ISLAMABAD: Timely steps taken by the Ministry of Finance helped increase the maturity profile of government debt as well as liquidity management for the State Bank of Pakistan, impeccable sources told Customs Today on Saturday. .
“Liquidity shortage at the time of settlement became more challenging due to the unplanned and sudden nature of these developments, however, the SBP injected Rs 250 billion just after the settlement day through an open market operation (OMO) with a cut-off rate at 10.1 percent, which proved helpful in the improving liquidity status,” said a well-placed source at the Finance Ministry told this scribe here.
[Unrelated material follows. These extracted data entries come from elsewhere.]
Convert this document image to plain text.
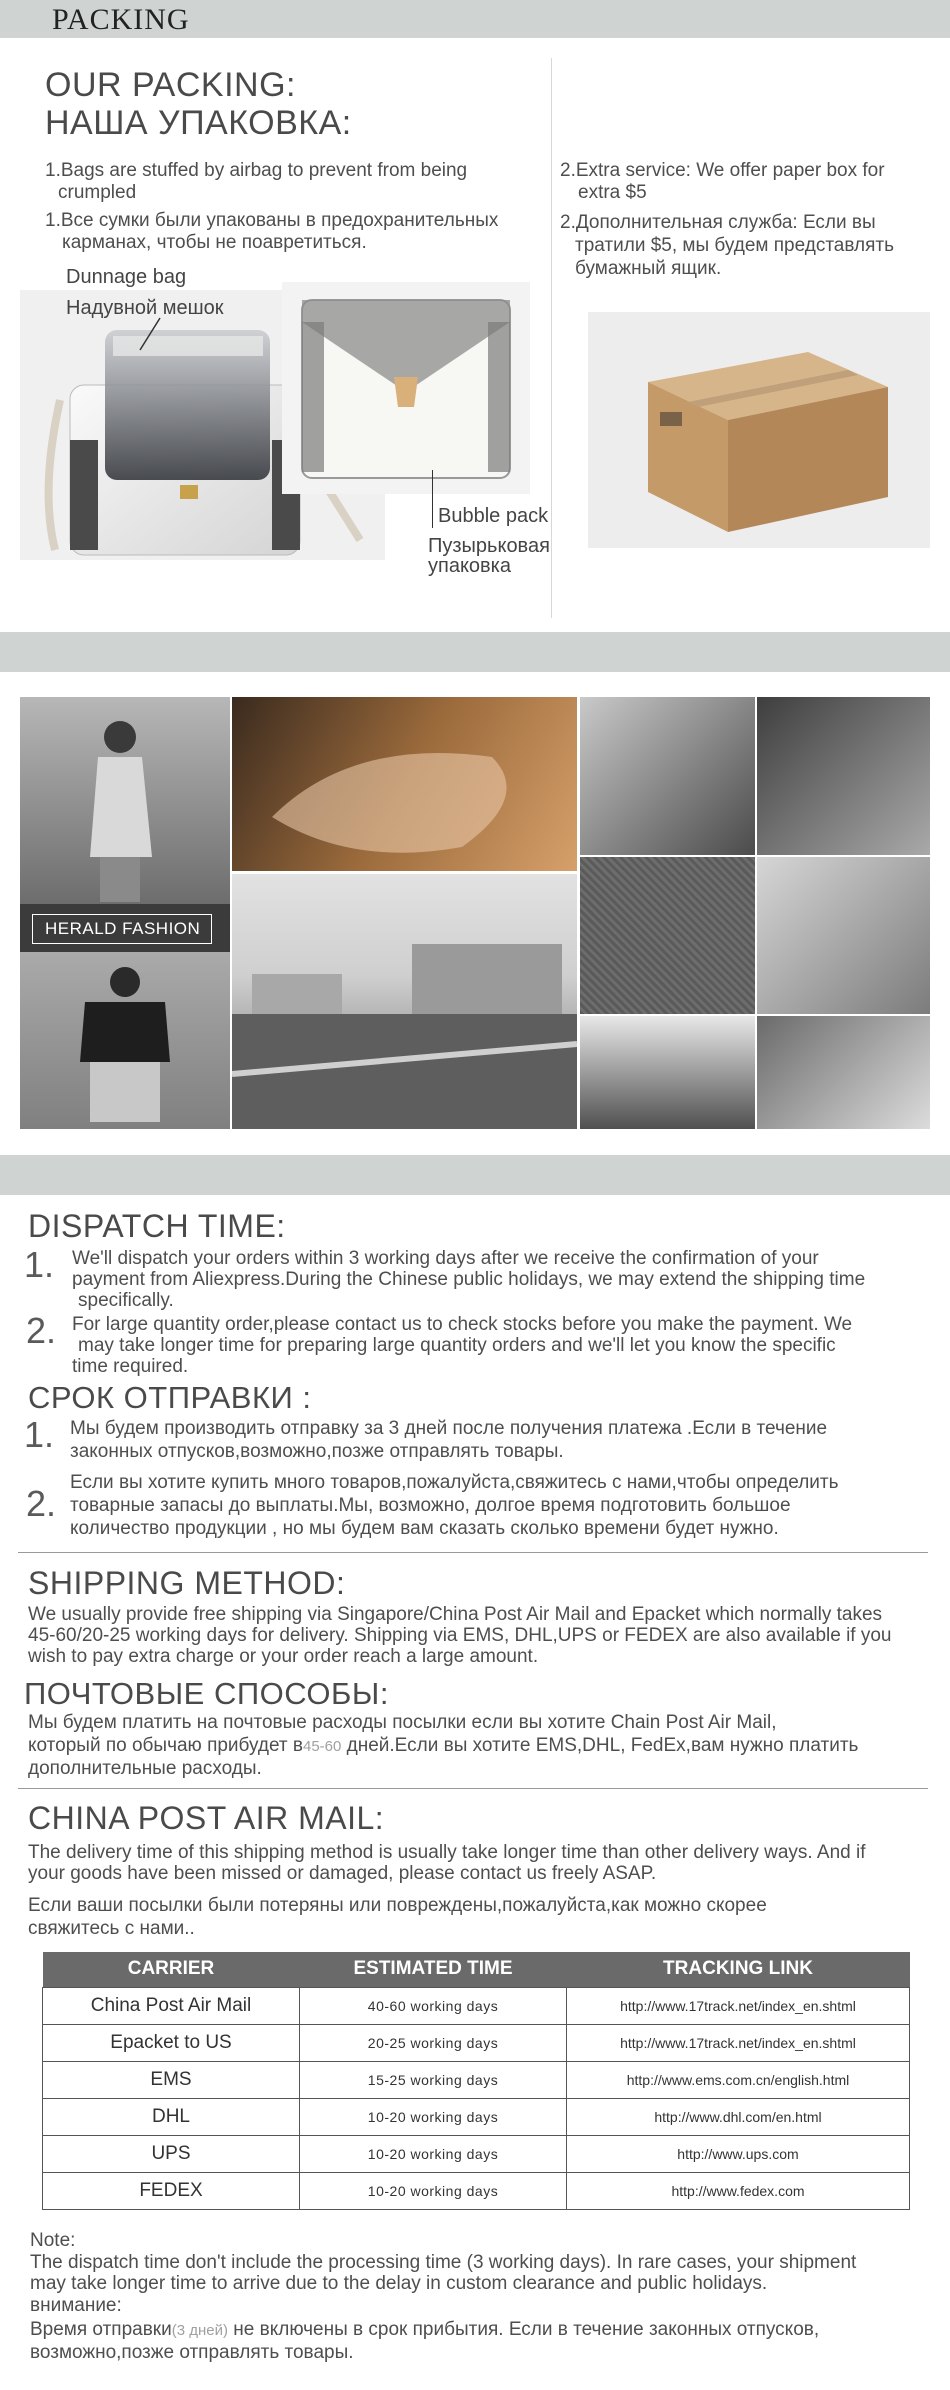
PACKING
OUR PACKING:
НАША УПАКОВКА:
1.Bags are stuffed by airbag to prevent from being
crumpled
1.Все сумки были упакованы в предохранительных
карманах, чтобы не поавретиться.
2.Extra service: We offer paper box for
extra $5
2.Дополнительная служба: Если вы
тратили $5, мы будем представлять
бумажный ящик.
Dunnage bag
Надувной мешок
Bubble pack
Пузырьковая
упаковка
HERALD FASHION
DISPATCH TIME:
1. We'll dispatch your orders within 3 working days after we receive the confirmation of your
payment from Aliexpress.During the Chinese public holidays, we may extend the shipping time
specifically.
2. For large quantity order,please contact us to check stocks before you make the payment. We
may take longer time for preparing large quantity orders and we'll let you know the specific
time required.
СРОК ОТПРАВКИ :
1. Мы будем производить отправку за 3 дней после получения платежа .Если в течение
законных отпусков,возможно,позже отправлять товары.
2.
Если вы хотите купить много товаров,пожалуйста,свяжитесь с нами,чтобы определить
товарные запасы до выплаты.Мы, возможно, долгое время подготовить большое
количество продукции , но мы будем вам сказать сколько времени будет нужно.
SHIPPING METHOD:
We usually provide free shipping via Singapore/China Post Air Mail and Epacket which normally takes
45-60/20-25 working days for delivery. Shipping via EMS, DHL,UPS or FEDEX are also available if you
wish to pay extra charge or your order reach a large amount.
ПОЧТОВЫЕ СПОСОБЫ:
Мы будем платить на почтовые расходы посылки если вы хотите Chain Post Air Mail,
который по обычаю прибудет в45-60 дней.Если вы хотите EMS,DHL, FedEx,вам нужно платить
дополнительные расходы.
CHINA POST AIR MAIL:
The delivery time of this shipping method is usually take longer time than other delivery ways. And if
your goods have been missed or damaged, please contact us freely ASAP.
Если ваши посылки были потеряны или повреждены,пожалуйста,как можно скорее
свяжитесь с нами..
CARRIER	ESTIMATED TIME	TRACKING LINK
China Post Air Mail	40-60 working days	http://www.17track.net/index_en.shtml
Epacket to US	20-25 working days	http://www.17track.net/index_en.shtml
EMS	15-25 working days	http://www.ems.com.cn/english.html
DHL	10-20 working days	http://www.dhl.com/en.html
UPS	10-20 working days	http://www.ups.com
FEDEX	10-20 working days	http://www.fedex.com
Note:
The dispatch time don't include the processing time (3 working days). In rare cases, your shipment
may take longer time to arrive due to the delay in custom clearance and public holidays.
внимание:
Время отправки(3 дней) не включены в срок прибытия. Если в течение законных отпусков,
возможно,позже отправлять товары.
The source said that OMO cut-off rate was higher than the policy rate on many occasions because SBP had consciously kept the money market tight, keeping in view external sector developments.
“Besides getting liquidity through OMOs, the utilization of SBP’s overnight repo (floor) and reverse repo (ceiling) facilities shows that banks approached SBP for liquidity 113 times during Q3-FY14 (they borrowed an average of Rs 13.8 billion per visit), but placed liquidity only 32 times (with an average of Rs 7.5 billion)” the source further revealed.
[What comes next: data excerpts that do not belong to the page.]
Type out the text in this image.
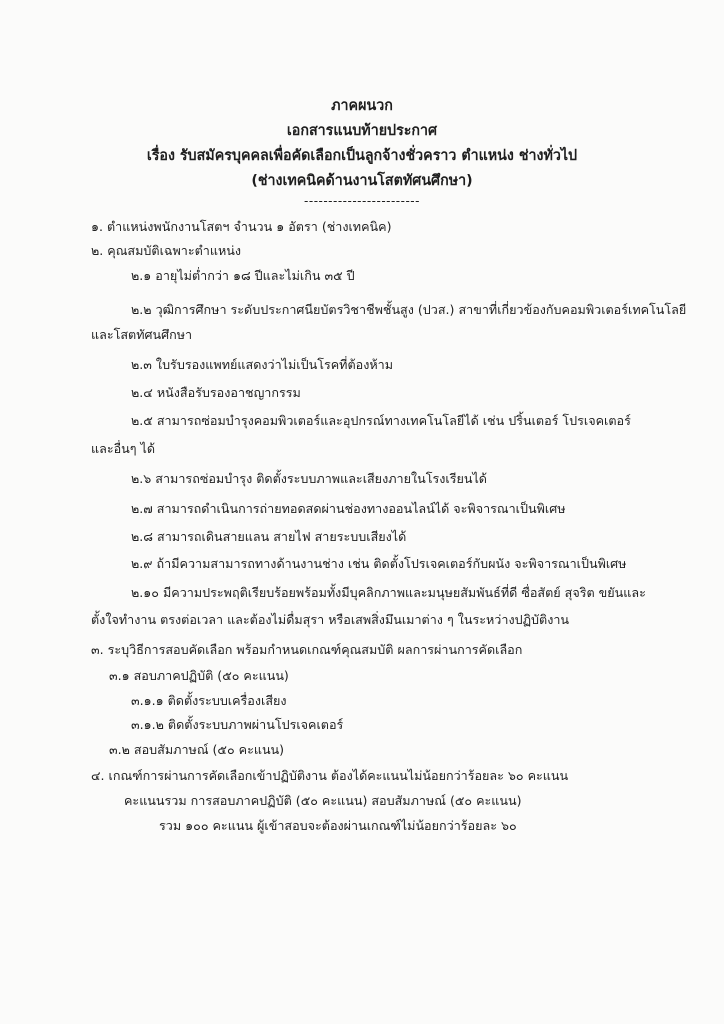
ภาคผนวก
เอกสารแนบท้ายประกาศ
เรื่อง รับสมัครบุคคลเพื่อคัดเลือกเป็นลูกจ้างชั่วคราว ตำแหน่ง ช่างทั่วไป
(ช่างเทคนิคด้านงานโสตทัศนศึกษา)
------------------------
๑. ตำแหน่งพนักงานโสตฯ จำนวน ๑ อัตรา (ช่างเทคนิค)
๒. คุณสมบัติเฉพาะตำแหน่ง
๒.๑ อายุไม่ต่ำกว่า ๑๘ ปีและไม่เกิน ๓๕ ปี
๒.๒ วุฒิการศึกษา ระดับประกาศนียบัตรวิชาชีพชั้นสูง (ปวส.) สาขาที่เกี่ยวข้องกับคอมพิวเตอร์เทคโนโลยี
และโสตทัศนศึกษา
๒.๓ ใบรับรองแพทย์แสดงว่าไม่เป็นโรคที่ต้องห้าม
๒.๔ หนังสือรับรองอาชญากรรม
๒.๕ สามารถซ่อมบำรุงคอมพิวเตอร์และอุปกรณ์ทางเทคโนโลยีได้ เช่น ปริ้นเตอร์ โปรเจคเตอร์
และอื่นๆ ได้
๒.๖ สามารถซ่อมบำรุง ติดตั้งระบบภาพและเสียงภายในโรงเรียนได้
๒.๗ สามารถดำเนินการถ่ายทอดสดผ่านช่องทางออนไลน์ได้ จะพิจารณาเป็นพิเศษ
๒.๘ สามารถเดินสายแลน สายไฟ สายระบบเสียงได้
๒.๙ ถ้ามีความสามารถทางด้านงานช่าง เช่น ติดตั้งโปรเจคเตอร์กับผนัง จะพิจารณาเป็นพิเศษ
๒.๑๐ มีความประพฤติเรียบร้อยพร้อมทั้งมีบุคลิกภาพและมนุษยสัมพันธ์ที่ดี ซื่อสัตย์ สุจริต ขยันและ
ตั้งใจทำงาน ตรงต่อเวลา และต้องไม่ดื่มสุรา หรือเสพสิ่งมึนเมาต่าง ๆ ในระหว่างปฏิบัติงาน
๓. ระบุวิธีการสอบคัดเลือก พร้อมกำหนดเกณฑ์คุณสมบัติ ผลการผ่านการคัดเลือก
๓.๑ สอบภาคปฏิบัติ (๕๐ คะแนน)
๓.๑.๑ ติดตั้งระบบเครื่องเสียง
๓.๑.๒ ติดตั้งระบบภาพผ่านโปรเจคเตอร์
๓.๒ สอบสัมภาษณ์ (๕๐ คะแนน)
๔. เกณฑ์การผ่านการคัดเลือกเข้าปฏิบัติงาน ต้องได้คะแนนไม่น้อยกว่าร้อยละ ๖๐ คะแนน
คะแนนรวม การสอบภาคปฏิบัติ (๕๐ คะแนน) สอบสัมภาษณ์ (๕๐ คะแนน)
รวม ๑๐๐ คะแนน ผู้เข้าสอบจะต้องผ่านเกณฑ์ไม่น้อยกว่าร้อยละ ๖๐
The source said that exchange rate and other notable developments at the very short-end of the yield curve (up to 12 months), also impacted the term premium, and the market’s participation in government securities the exchange rate. “Specifically, elevated interest rates, and the fall in inflation in the presence of healthy term premiums on medium to long term government securities, sharply changed banks’ interest in Pakistan Investment Bonds (PIBs),” the source said.
The source said that the government received bids of Rs 1,030.0 billion in three PIB auctions held in the current fiscal year against the pre-auction cumulative target of Rs 180 billion and government accepted most of these bids (Rs 985.1 billion), which sharply increased the average maturity of bank holdings of government securities which proved good for the banking industry and also for the government’s maturity profile.
“The bid pattern of T-bill auctions, especially in March 2014” the source added saying, also indicated that banks were expecting a rate cut in the near future, specially, commercial banks offered money in 6 and 12 month T-bills, in sharp contrast to the pattern which was also observed in the beginning of the current fiscal year. “Resultantly, banks offered record volume of Rs 542.9 billion in PIB auction held on March 26, 2014, against the target of Rs 60.0 billion,” the source added saying that aggressive bidding to lock in their funds for longer maturities (i.e., PIBs), even when there was a liquidity shortage at the time of settlement, was an indication of the interest rate outlook of the banks.